Penn, who co-founded his own polling business, now known as Penn Schoen Berland, back in 1975, has significant experience in the private sector from before and after his time with the Clintons, most recently as executive vice president and chief strategy officer of Microsoft Corp. He first worked with the Redmond, Washington–based technology giant back in the mid-1990s. Prior to his most recent role at Microsoft, he was CEO of public relations and communications firm Burson-Marsteller. Now he’s putting all of his know-how — of polling, media, advertising and PR — into new private equity firm Stagwell Group.
Announced, appropriately enough, by a press release in mid-June, Washington-based Stagwell, where Penn is managing member and chief compliance officer, will invest in advertising, data analytics, digital marketing services, public relations and research. The firm has $250 million in assets and expects to make up to $750 million worth of acquisitions. Steve Ballmer, Microsoft’s CEO from 2000 to 2014, is a core investor. Penn expects to be working full-time for Stagwell by September.
Describing Stagwell as “digital-first,” Penn is seeking to take advantage of investment opportunities in the exploding digital information and communications marketplace — although absent from his list of stated targets is any kind of journalism-based media property, such as BuzzFeed or Huffington Post.
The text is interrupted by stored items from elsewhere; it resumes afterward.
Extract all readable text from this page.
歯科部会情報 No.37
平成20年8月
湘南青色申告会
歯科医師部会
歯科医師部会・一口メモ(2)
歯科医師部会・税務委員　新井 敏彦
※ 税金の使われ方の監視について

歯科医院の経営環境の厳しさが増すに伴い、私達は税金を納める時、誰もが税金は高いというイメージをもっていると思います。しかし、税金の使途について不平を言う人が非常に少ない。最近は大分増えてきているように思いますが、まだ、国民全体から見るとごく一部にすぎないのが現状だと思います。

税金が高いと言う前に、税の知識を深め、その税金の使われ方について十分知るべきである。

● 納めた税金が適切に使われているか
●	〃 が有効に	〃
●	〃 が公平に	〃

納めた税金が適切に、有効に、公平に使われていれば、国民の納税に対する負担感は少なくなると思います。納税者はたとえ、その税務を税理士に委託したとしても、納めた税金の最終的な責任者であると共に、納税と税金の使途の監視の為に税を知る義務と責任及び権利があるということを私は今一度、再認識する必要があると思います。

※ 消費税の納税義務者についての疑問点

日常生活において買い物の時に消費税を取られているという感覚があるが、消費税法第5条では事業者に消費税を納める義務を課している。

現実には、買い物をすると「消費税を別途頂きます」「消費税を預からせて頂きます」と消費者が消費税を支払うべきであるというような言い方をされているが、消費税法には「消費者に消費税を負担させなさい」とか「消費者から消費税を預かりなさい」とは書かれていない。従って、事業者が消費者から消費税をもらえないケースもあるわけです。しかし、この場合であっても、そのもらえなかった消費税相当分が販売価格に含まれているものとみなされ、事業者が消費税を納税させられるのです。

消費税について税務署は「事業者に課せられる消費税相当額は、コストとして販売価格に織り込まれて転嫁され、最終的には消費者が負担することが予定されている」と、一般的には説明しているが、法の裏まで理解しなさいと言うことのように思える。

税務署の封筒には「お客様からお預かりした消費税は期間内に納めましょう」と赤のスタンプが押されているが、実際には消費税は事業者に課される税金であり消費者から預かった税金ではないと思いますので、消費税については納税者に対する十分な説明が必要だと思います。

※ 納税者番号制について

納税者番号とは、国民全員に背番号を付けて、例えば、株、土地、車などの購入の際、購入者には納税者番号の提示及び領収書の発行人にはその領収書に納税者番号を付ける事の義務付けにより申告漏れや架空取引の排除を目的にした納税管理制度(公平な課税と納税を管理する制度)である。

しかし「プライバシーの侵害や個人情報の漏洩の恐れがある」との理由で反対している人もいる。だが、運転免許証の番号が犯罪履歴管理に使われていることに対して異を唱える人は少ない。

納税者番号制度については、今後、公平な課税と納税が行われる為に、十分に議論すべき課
His timing is interesting: He’s launching his firm at the start of what promises to be the costliest U.S. presidential election in history. More than almost anyone else, Penn knows what that means for funds flowing into fields like advertising and polling. He’s also been on the end of a painful lesson — from then-senator Obama’s 2008 presidential primary campaign — on just how effective a digital media and grassroots action effort can be.Tellingly, Stagwell’s offices are on Washington’s K Street, home to many of the think tanks, lobbyists and political advocacy groups that thrive inside the Beltway. Penn’s role at the firm doesn’t prevent him from taking on other assignments.